Moved from Opening systematic classification.
Proposal: for a set of indexing systems to cover all 'opening positions' (really, positions on certain sub-boards with few stones).
Objective: an index that would make it easier to track down patterns, wherever they occur on SL. A search engine to match patterns may also become available in time, but that would be a complementary mechanism. For example, an index can make one aware of possibilities with which one wasn't familiar, a search engine starts from a pattern one already recognises as significant.
Form of suggestion: that joseki and other patterns should be given codes such as cAZAp, interpreted in this sort of way:
c denotes a corner pattern: there would also be side patterns s on a 19x10 sub-board;
cA indexes corner patterns based on the 4-4 point;
Z is reserved for tenuki, so that we assume alternating play as the default and mark tenuki explicitly;
cAZA would be the 4463 enclosure, cAZB the 4464 enclosure and so on;
letters p, q, r ... in lower case would represent middle game continuations (probes, invasions and so on), meaning that cAZAp can stand for the 3-3 invasion of the enclosure, cAZAq the 3-4 contact play and so on.
Comments here ...
My concern is that development and systematic application of this type of indexing system would tend to make SL incomprehensible to people familiar with the Go literature in general but not familiar with SL. Therefore I believe that we would end up with something more "average user" friendly if we were to concentrate on increasing the linking between existing pages and building more comprehensive index pages using the more familiar terminology used in other books. This is not nearly as compact as Charles' suggestion, but I personally think that it is more likely to make SL appealing to the majority of readers. --DaveSigaty
TDerz Has anyone of above consulted an experienced documentalist, i.e. a librarian? (I am not)
Every proposal has pros and cons.
I foresee here a particular problem with the Z classificator in Charles proposal.
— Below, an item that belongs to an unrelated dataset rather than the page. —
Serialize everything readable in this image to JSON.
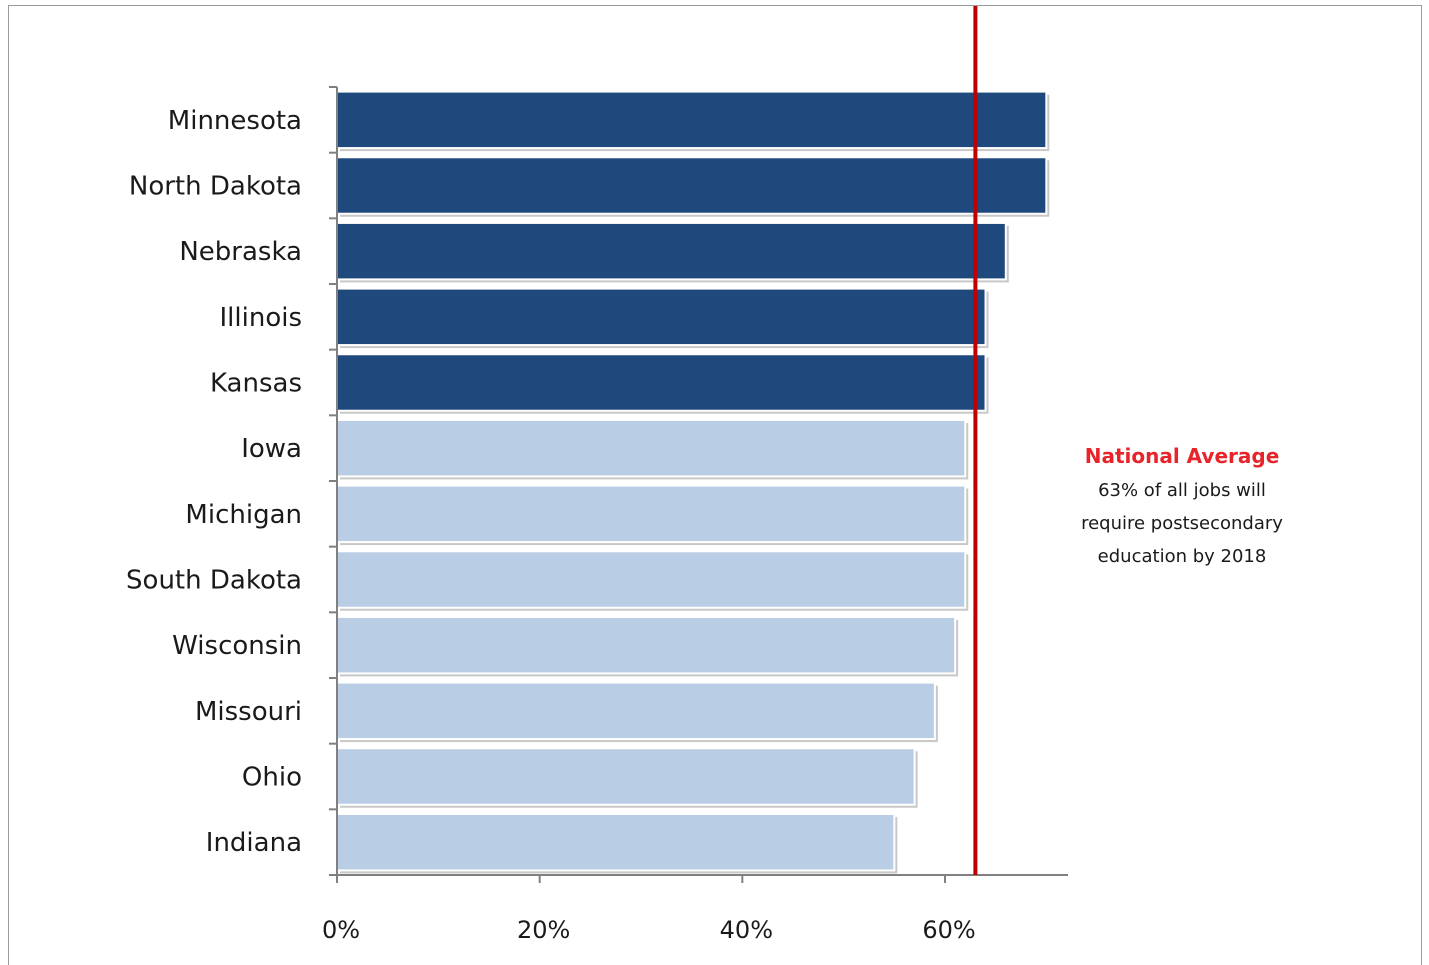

This is purely arbitrary for a beginner, who does not know that many amateur high dan players will classify a move as such, AND it might be so for a professional Korean player.
Wouldn't any sequence with two consecutive moves, i.e. B-B and W-W comprise a white, resp. a black tenuki?
If it is not only the pattern which is searched and classified, but also the sequence which leads to it, then I do not understand the need for the move classifier Z.
This is purely arbitrary for a beginner, who does not know that many amateur high dan players will classify a move as such, AND it might be so for a professional Korean player. The information Tenuki Z comes actually from the knowledge of another Joseki, however this _not being present in the position diagram which anyone__ should be able to translate into the query.
Hence these types of Joseki including Z must be classified twice for being retrievable at last.
Any classification system [2] having its cause and purpose that you want to find (information on) josekis, will have to deal with several - mutually exclusive to some extent [1] - desiderata:
Information visualization tools for exploration:
Hence, what's my conclusion? The quintescense is to distinguish between two different goals:
Stick to good old diagrams as entries, when the user is a human. Give some shortcuts (4-4, 3-4, 5-3, 3-3 with follow-up letters).
For the machine searchability I have no best answer.
It always has a relationship with redundancy, relevance and significance. Usually, one cannot optimize them all at once.
(Here comes in my 15 years experience in chemical database searching, which of course has much different problems (recall overflow vs. significance) than searches in Go (there won't be so many entries on Josekis))
Readibility for humans at this stage is most probably not important, as everything can be translated into visual diagrams for humans. Could this hint that the inverse way is also the most suitable: input search query graphically?
BTW, here a very good overview on the Search & Indexation can be found Exhaustivity Specificity Precision Recall which explains much better, what I wanted to express above.
Perhaps I miss the whole point and issue at stake here, however users - I am a user - do not care much about what happens below the surface of a machine, rather want fast access (efficiency) to results.
It might also be that different approaches from above are best in different - mutually exclusive - situations (searches for josekis). However, if someone prefers one approach (search language, e.g. Charles, Doug's, AGA's, Tamsin's) over the other a simple translation tool could enable any user to work in his/her preferred language. Not so specific queries (e.g. including Charles' tenukis Z had to get wildcards *)
[1] as in "You cannot have the cheapest and best car."
[2] BTW, here a very good overview on the Search & Indexation can be found Exhaustivity Specificity Precision Recall which explains much better, what I wanted to express above.